Under the terms of a deal brokered by US Secretary of State John Kerry, the runner-up in the election would name a 'chief executive' in a unity government conceived to keep the lid on political tensions.

But Mohammad Mohaqeq, one of Abdullah's vice presidential running mates said the two sides could not agree on the powers of the chief executive, blaming the Ghani camp for hardening its position.

"The talks collapsed two days ago. The political process is now at a stalemate, we don't see any way out," Mohaqeq, a leader of the minority Hazara community, said in an interview in Kabul, as a months-long power struggle for a successor to President Hamid Karzai showed no signs of a resolution.

Abdullah's team has walked out of a UN audit of votes from a June 2 run-off ballot, saying it was dissatisfied with the way that fraudulent votes were being handled.

While Abdullah won the most votes in a first round in April, he didn't pass a 50 percent threshold to win outright. After the country's election commission announced Ghani the preliminary winner in the second round, Abdullah threatened to form a parallel government, accusing his rival of stealing votes.

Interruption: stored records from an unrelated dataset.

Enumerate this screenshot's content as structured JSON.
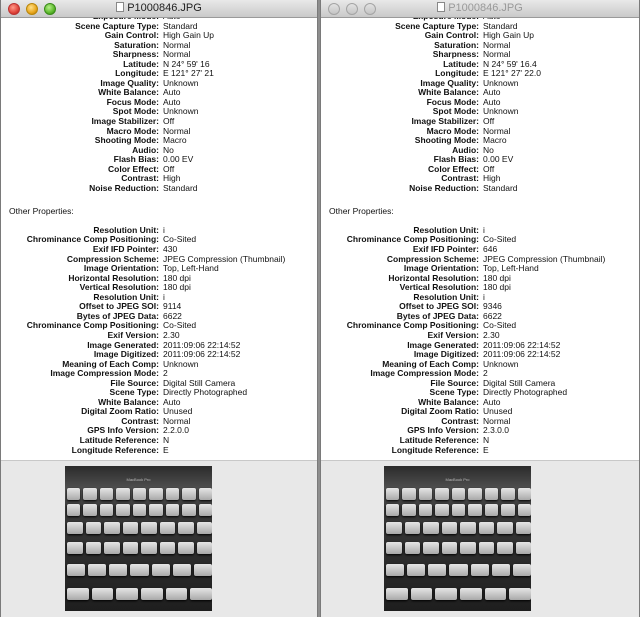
{
  "windows": [
    {
      "title": "P1000846.JPG",
      "rows": [
        {
          "label": "Exposure Mode:",
          "value": "Auto"
        },
        {
          "label": "Scene Capture Type:",
          "value": "Standard"
        },
        {
          "label": "Gain Control:",
          "value": "High Gain Up"
        },
        {
          "label": "Saturation:",
          "value": "Normal"
        },
        {
          "label": "Sharpness:",
          "value": "Normal"
        },
        {
          "label": "Latitude:",
          "value": "N 24° 59' 16"
        },
        {
          "label": "Longitude:",
          "value": "E 121° 27' 21"
        },
        {
          "label": "Image Quality:",
          "value": "Unknown"
        },
        {
          "label": "White Balance:",
          "value": "Auto"
        },
        {
          "label": "Focus Mode:",
          "value": "Auto"
        },
        {
          "label": "Spot Mode:",
          "value": "Unknown"
        },
        {
          "label": "Image Stabilizer:",
          "value": "Off"
        },
        {
          "label": "Macro Mode:",
          "value": "Normal"
        },
        {
          "label": "Shooting Mode:",
          "value": "Macro"
        },
        {
          "label": "Audio:",
          "value": "No"
        },
        {
          "label": "Flash Bias:",
          "value": "0.00 EV"
        },
        {
          "label": "Color Effect:",
          "value": "Off"
        },
        {
          "label": "Contrast:",
          "value": "High"
        },
        {
          "label": "Noise Reduction:",
          "value": "Standard"
        }
      ],
      "section_title": "Other Properties:",
      "other_rows": [
        {
          "label": "Resolution Unit:",
          "value": "i"
        },
        {
          "label": "Chrominance Comp Positioning:",
          "value": "Co-Sited"
        },
        {
          "label": "Exif IFD Pointer:",
          "value": "430"
        },
        {
          "label": "Compression Scheme:",
          "value": "JPEG Compression (Thumbnail)"
        },
        {
          "label": "Image Orientation:",
          "value": "Top, Left-Hand"
        },
        {
          "label": "Horizontal Resolution:",
          "value": "180 dpi"
        },
        {
          "label": "Vertical Resolution:",
          "value": "180 dpi"
        },
        {
          "label": "Resolution Unit:",
          "value": "i"
        },
        {
          "label": "Offset to JPEG SOI:",
          "value": "9114"
        },
        {
          "label": "Bytes of JPEG Data:",
          "value": "6622"
        },
        {
          "label": "Chrominance Comp Positioning:",
          "value": "Co-Sited"
        },
        {
          "label": "Exif Version:",
          "value": "2.30"
        },
        {
          "label": "Image Generated:",
          "value": "2011:09:06 22:14:52"
        },
        {
          "label": "Image Digitized:",
          "value": "2011:09:06 22:14:52"
        },
        {
          "label": "Meaning of Each Comp:",
          "value": "Unknown"
        },
        {
          "label": "Image Compression Mode:",
          "value": "2"
        },
        {
          "label": "File Source:",
          "value": "Digital Still Camera"
        },
        {
          "label": "Scene Type:",
          "value": "Directly Photographed"
        },
        {
          "label": "White Balance:",
          "value": "Auto"
        },
        {
          "label": "Digital Zoom Ratio:",
          "value": "Unused"
        },
        {
          "label": "Contrast:",
          "value": "Normal"
        },
        {
          "label": "GPS Info Version:",
          "value": "2.2.0.0"
        },
        {
          "label": "Latitude Reference:",
          "value": "N"
        },
        {
          "label": "Longitude Reference:",
          "value": "E"
        }
      ],
      "photo_brand": "MacBook Pro"
    },
    {
      "title": "P1000846.JPG",
      "rows": [
        {
          "label": "Exposure Mode:",
          "value": "Auto"
        },
        {
          "label": "Scene Capture Type:",
          "value": "Standard"
        },
        {
          "label": "Gain Control:",
          "value": "High Gain Up"
        },
        {
          "label": "Saturation:",
          "value": "Normal"
        },
        {
          "label": "Sharpness:",
          "value": "Normal"
        },
        {
          "label": "Latitude:",
          "value": "N 24° 59' 16.4"
        },
        {
          "label": "Longitude:",
          "value": "E 121° 27' 22.0"
        },
        {
          "label": "Image Quality:",
          "value": "Unknown"
        },
        {
          "label": "White Balance:",
          "value": "Auto"
        },
        {
          "label": "Focus Mode:",
          "value": "Auto"
        },
        {
          "label": "Spot Mode:",
          "value": "Unknown"
        },
        {
          "label": "Image Stabilizer:",
          "value": "Off"
        },
        {
          "label": "Macro Mode:",
          "value": "Normal"
        },
        {
          "label": "Shooting Mode:",
          "value": "Macro"
        },
        {
          "label": "Audio:",
          "value": "No"
        },
        {
          "label": "Flash Bias:",
          "value": "0.00 EV"
        },
        {
          "label": "Color Effect:",
          "value": "Off"
        },
        {
          "label": "Contrast:",
          "value": "High"
        },
        {
          "label": "Noise Reduction:",
          "value": "Standard"
        }
      ],
      "section_title": "Other Properties:",
      "other_rows": [
        {
          "label": "Resolution Unit:",
          "value": "i"
        },
        {
          "label": "Chrominance Comp Positioning:",
          "value": "Co-Sited"
        },
        {
          "label": "Exif IFD Pointer:",
          "value": "646"
        },
        {
          "label": "Compression Scheme:",
          "value": "JPEG Compression (Thumbnail)"
        },
        {
          "label": "Image Orientation:",
          "value": "Top, Left-Hand"
        },
        {
          "label": "Horizontal Resolution:",
          "value": "180 dpi"
        },
        {
          "label": "Vertical Resolution:",
          "value": "180 dpi"
        },
        {
          "label": "Resolution Unit:",
          "value": "i"
        },
        {
          "label": "Offset to JPEG SOI:",
          "value": "9346"
        },
        {
          "label": "Bytes of JPEG Data:",
          "value": "6622"
        },
        {
          "label": "Chrominance Comp Positioning:",
          "value": "Co-Sited"
        },
        {
          "label": "Exif Version:",
          "value": "2.30"
        },
        {
          "label": "Image Generated:",
          "value": "2011:09:06 22:14:52"
        },
        {
          "label": "Image Digitized:",
          "value": "2011:09:06 22:14:52"
        },
        {
          "label": "Meaning of Each Comp:",
          "value": "Unknown"
        },
        {
          "label": "Image Compression Mode:",
          "value": "2"
        },
        {
          "label": "File Source:",
          "value": "Digital Still Camera"
        },
        {
          "label": "Scene Type:",
          "value": "Directly Photographed"
        },
        {
          "label": "White Balance:",
          "value": "Auto"
        },
        {
          "label": "Digital Zoom Ratio:",
          "value": "Unused"
        },
        {
          "label": "Contrast:",
          "value": "Normal"
        },
        {
          "label": "GPS Info Version:",
          "value": "2.3.0.0"
        },
        {
          "label": "Latitude Reference:",
          "value": "N"
        },
        {
          "label": "Longitude Reference:",
          "value": "E"
        }
      ],
      "photo_brand": "MacBook Pro"
    }
  ]
}
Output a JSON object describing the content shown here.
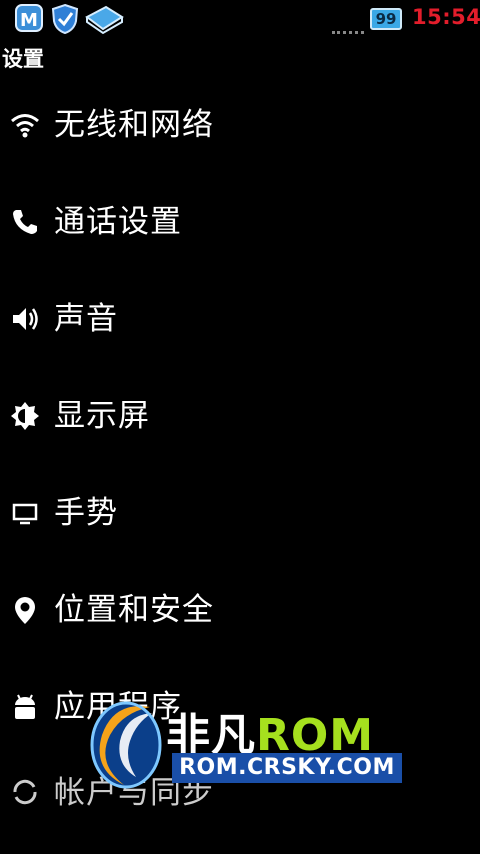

Yesterday, a spokesman for the Abdullah campaign said it would withdraw from the political process if its demands were not met today.

"We are reaching the limit of our patience, we are giving a deadline until tomorrow," Fazel Sancharika said yesterday.

The United Nations hopes to complete the audit of 8 million votes by around September 10, clearing the way for Afghanistan's first democratic transfer of power.

The prolonged political transition comes at a time of deep anxiety in Afghanistan as the United States, Kabul's biggest aid donor, and other Nato nations withdraw their troops after nearly 13 years of fighting Taliban insurgents.

Officials and diplomats fear a breakdown between the presidential candidates and the power-brokers who have a stake in the process could trigger conflict along ethnic lines, on top of the deadly insurgency.

Ghani, a former finance minister and World Bank economist, is a member of Afghanistan's biggest ethnic group, the Pashtuns, who make up of most the population in the south and east.